Friday, October 03, 2008

A "Picture" Of Deception From BoBo

I actually tried to read David Brooks’ column today in the New York Times about last night’s vice-presidential candidates’ debate, and I got as far as five paragraphs (the fifth one, below, is where I “hit the wall”)…

When nervous, (Sarah) Palin has a tendency to over-enunciate her words like a graduate of the George W. Bush School of Oratory, but Thursday night she spoke like a normal person. It took her about 15 seconds to define her persona — the straight-talking mom from regular America — and it was immediately clear that the night would be filled with tales of soccer moms, hockey moms, Joe Sixpacks, main-streeters, “you betchas” and “darn rights.” Somewhere in heaven Norman Rockwell is smiling.
I don’t know about you, but I’ve HAD IT UP TO MY FREAKING EYES!! with ANY politician who professes to represent “small-town values” as opposed to offering constructive, legitimate solutions to any given problem (and yes, I wouldn’t like Sarah Palin anyway because she’s grossly under qualified, something only the most rabid of partisans fail to realize at this point, but it’s plain after last night that she barely has a constructive thought in her head as opposed to a collection of rote-learned GOP talking points – and people like BoBo consider it a triumph that she didn’t screw up too badly in their estimation while reciting them over and over).

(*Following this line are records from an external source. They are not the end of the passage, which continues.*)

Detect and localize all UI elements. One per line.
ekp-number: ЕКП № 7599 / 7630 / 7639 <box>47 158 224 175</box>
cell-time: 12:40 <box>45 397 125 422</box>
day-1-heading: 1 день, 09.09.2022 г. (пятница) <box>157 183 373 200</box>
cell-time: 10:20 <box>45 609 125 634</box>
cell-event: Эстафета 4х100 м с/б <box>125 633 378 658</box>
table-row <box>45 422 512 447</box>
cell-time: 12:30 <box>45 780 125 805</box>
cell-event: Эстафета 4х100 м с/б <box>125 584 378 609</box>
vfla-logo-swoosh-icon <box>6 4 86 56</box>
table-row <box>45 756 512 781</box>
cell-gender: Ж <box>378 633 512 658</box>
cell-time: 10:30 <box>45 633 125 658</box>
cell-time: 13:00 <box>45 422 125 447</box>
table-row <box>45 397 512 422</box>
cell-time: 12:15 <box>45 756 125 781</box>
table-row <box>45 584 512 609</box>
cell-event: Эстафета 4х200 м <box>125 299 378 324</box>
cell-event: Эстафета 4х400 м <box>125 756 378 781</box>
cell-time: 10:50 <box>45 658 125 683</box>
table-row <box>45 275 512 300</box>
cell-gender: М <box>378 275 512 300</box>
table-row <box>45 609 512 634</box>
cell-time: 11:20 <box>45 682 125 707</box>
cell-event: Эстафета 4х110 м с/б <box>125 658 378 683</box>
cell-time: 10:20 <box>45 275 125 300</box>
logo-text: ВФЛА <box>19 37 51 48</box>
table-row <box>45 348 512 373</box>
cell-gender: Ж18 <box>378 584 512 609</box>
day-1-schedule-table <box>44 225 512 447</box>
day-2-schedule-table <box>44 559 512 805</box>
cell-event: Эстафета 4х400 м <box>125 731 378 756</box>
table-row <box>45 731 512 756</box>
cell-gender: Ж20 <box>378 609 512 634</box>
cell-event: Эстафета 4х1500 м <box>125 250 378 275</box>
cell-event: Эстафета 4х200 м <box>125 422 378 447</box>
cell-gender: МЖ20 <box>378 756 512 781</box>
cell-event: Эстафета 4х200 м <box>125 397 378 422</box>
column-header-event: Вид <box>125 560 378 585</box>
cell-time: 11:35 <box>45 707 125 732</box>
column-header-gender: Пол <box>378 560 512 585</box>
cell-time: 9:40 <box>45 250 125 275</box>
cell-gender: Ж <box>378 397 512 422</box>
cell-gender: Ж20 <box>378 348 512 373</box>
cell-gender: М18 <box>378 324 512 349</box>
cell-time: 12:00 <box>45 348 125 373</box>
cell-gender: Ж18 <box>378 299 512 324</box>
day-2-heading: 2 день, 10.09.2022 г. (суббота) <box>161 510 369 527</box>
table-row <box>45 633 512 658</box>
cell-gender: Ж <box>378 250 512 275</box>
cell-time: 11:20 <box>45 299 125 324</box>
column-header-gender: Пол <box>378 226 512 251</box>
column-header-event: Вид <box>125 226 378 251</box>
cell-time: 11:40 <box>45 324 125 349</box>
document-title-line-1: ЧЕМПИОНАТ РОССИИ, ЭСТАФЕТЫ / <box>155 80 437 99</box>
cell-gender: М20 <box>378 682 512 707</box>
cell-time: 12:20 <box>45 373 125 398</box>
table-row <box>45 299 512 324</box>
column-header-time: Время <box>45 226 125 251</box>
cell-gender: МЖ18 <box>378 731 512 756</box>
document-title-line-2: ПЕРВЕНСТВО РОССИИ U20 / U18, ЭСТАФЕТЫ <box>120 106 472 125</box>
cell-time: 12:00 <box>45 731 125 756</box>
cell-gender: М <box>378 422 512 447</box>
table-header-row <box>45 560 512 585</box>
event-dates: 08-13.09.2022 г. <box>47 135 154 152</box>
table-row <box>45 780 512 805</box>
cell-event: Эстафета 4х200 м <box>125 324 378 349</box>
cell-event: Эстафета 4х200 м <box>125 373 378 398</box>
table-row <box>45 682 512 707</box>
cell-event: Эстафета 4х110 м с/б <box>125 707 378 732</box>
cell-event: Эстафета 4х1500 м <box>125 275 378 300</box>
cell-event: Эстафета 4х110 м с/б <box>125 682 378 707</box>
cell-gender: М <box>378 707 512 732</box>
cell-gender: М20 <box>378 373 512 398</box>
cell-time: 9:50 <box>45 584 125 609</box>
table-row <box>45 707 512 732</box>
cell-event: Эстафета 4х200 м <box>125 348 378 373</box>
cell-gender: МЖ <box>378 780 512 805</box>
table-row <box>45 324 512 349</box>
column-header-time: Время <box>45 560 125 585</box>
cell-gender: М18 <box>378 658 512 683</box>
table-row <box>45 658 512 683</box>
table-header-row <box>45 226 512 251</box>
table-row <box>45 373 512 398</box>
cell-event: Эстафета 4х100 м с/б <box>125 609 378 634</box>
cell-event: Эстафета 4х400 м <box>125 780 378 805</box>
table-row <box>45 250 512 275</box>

And the consequence of listening to her spout her myriad drivel is that, while she endeared herself even more to people who, in their idiocy, choose to support her anyway, she put an exclamation point of sorts on the fact that independent voters have left the Repug Party at least for this election cycle (some preliminary focus group results about knowledge ability and electability looked good for her, actually, but Biden’s numbers were at least as good or better).

But getting back to the Rockwell thing, I wanted to link back to this recent column by Thomas Frank in the Murdoch Street Journal as a response of sorts to BoBo (in fairness, they publish Frank regularly to represent a left-of-center point of view; the closest the Philadelphia Inquirer comes to that, for example, is publishing George Curry, and he only shows up once every two weeks at the most).

Frank tells us the following about “Governor Hottie”…

It tells us something about Sarah Palin's homage to small-town America, delivered to an enthusiastic GOP convention last week, that she chose to fire it up with an unsourced quotation from the all-time champion of fake populism, the belligerent right-wing columnist Westbrook Pegler.

"We grow good people in our small towns, with honesty and sincerity and dignity," the vice-presidential candidate said, quoting an anonymous "writer," which is to say, Pegler, who must have penned that mellifluous line when not writing his more controversial stuff. As the New York Times pointed out in its obituary of him in 1969, Pegler once lamented that a would-be assassin "hit the wrong man" when gunning for Franklin Roosevelt.

There's no evidence that Mrs. Palin shares the trademark Pegler bloodlust -- except maybe when it comes to moose and wolves. Nevertheless, the red-state myth that Mrs. Palin reiterated for her adoring audience owes far more to the venomous spirit of Pegler than it does to Norman Rockwell.
This Wikipedia article on Pegler tells us that he was the forerunner of the bilious haters, particularly on right-wing radio, in this country (think Michael Savage and others of his foul ilk)…

Pegler became a supporter of the campaign to portray the New Deal as an internationalist Communist plot. Pegler compared union advocates of the closed shop to Hitler's "goose-steppers." (In his view, the greatest threat to the country was the corrupt labor boss.) By the 1950s, however, Pegler was showing some nostalgia for the Third Reich. His proposal for "smashing" the AF of L and the CIO was for the state to take them over. "Yes, that would be fascism," he wrote. "But I, who detest fascism, see advantages in such fascism."

In the 1950s and 1960s, as his conservative views became more extreme and his writing increasingly shrill, he earned the tag of "the stuck whistle of journalism." He denounced the civil rights movement, embraced anti-Semitism, and in the early 1960s wrote for the John Birch Society —until he was invited to leave for his extreme views.
Too extreme for the "Birchers"; truly scary...

His assertion in November 1963 (at the height of the civil rights movement) that it is "clearly the bounden duty of all intelligent Americans to proclaim and practice bigotry"; his embrace of the label racist, "a common but false synonym for Nazi, used by the bigots of New York"; or his habit of calling Jews "geese," because, "they hiss when they talk, gulp down everything before them, and foul everything in their wake," characterized his beliefs in the latter portion of his life.
And as far as how Rockwell was influenced by FDR, the subject of Pegler’s ire…

In 1943, during the Second World War, Rockwell painted the Four Freedoms series ("Freedom From Speech" appears above), which was completed in seven months and resulted in his losing 15 pounds. The series was inspired by a speech by Franklin D. Roosevelt, in which he described four principles for universal rights: Freedom from Want, Freedom of Speech, Freedom to Worship, and Freedom from Fear. The paintings were published in 1943 by The Saturday Evening Post. The U.S. Treasury Department later promoted war bonds by exhibiting the originals in 16 cities. Rockwell himself considered "Freedom of Speech" to be the best of the four.
So, as you can see, conflating Rockwell with ANYTHING having to do with Sarah Palin is truly grotesque. But as you can also see here, that’s never stopped BoBo from misrepresenting history before.

Finally, I just want to sneak in a plug here for the Norman Rockwell Museum in Stockbridge, MA, here as long as we’re talking about him. If you have the opportunity to visit, I highly recommend it; it gives you the chance to see the original paintings that were used for the legendary Saturday Evening Post covers in all their magnificent detail.

(By the way, it's interesting that the Rockwell reference doesn't appear in BoBo's printed column - maybe edited for space.)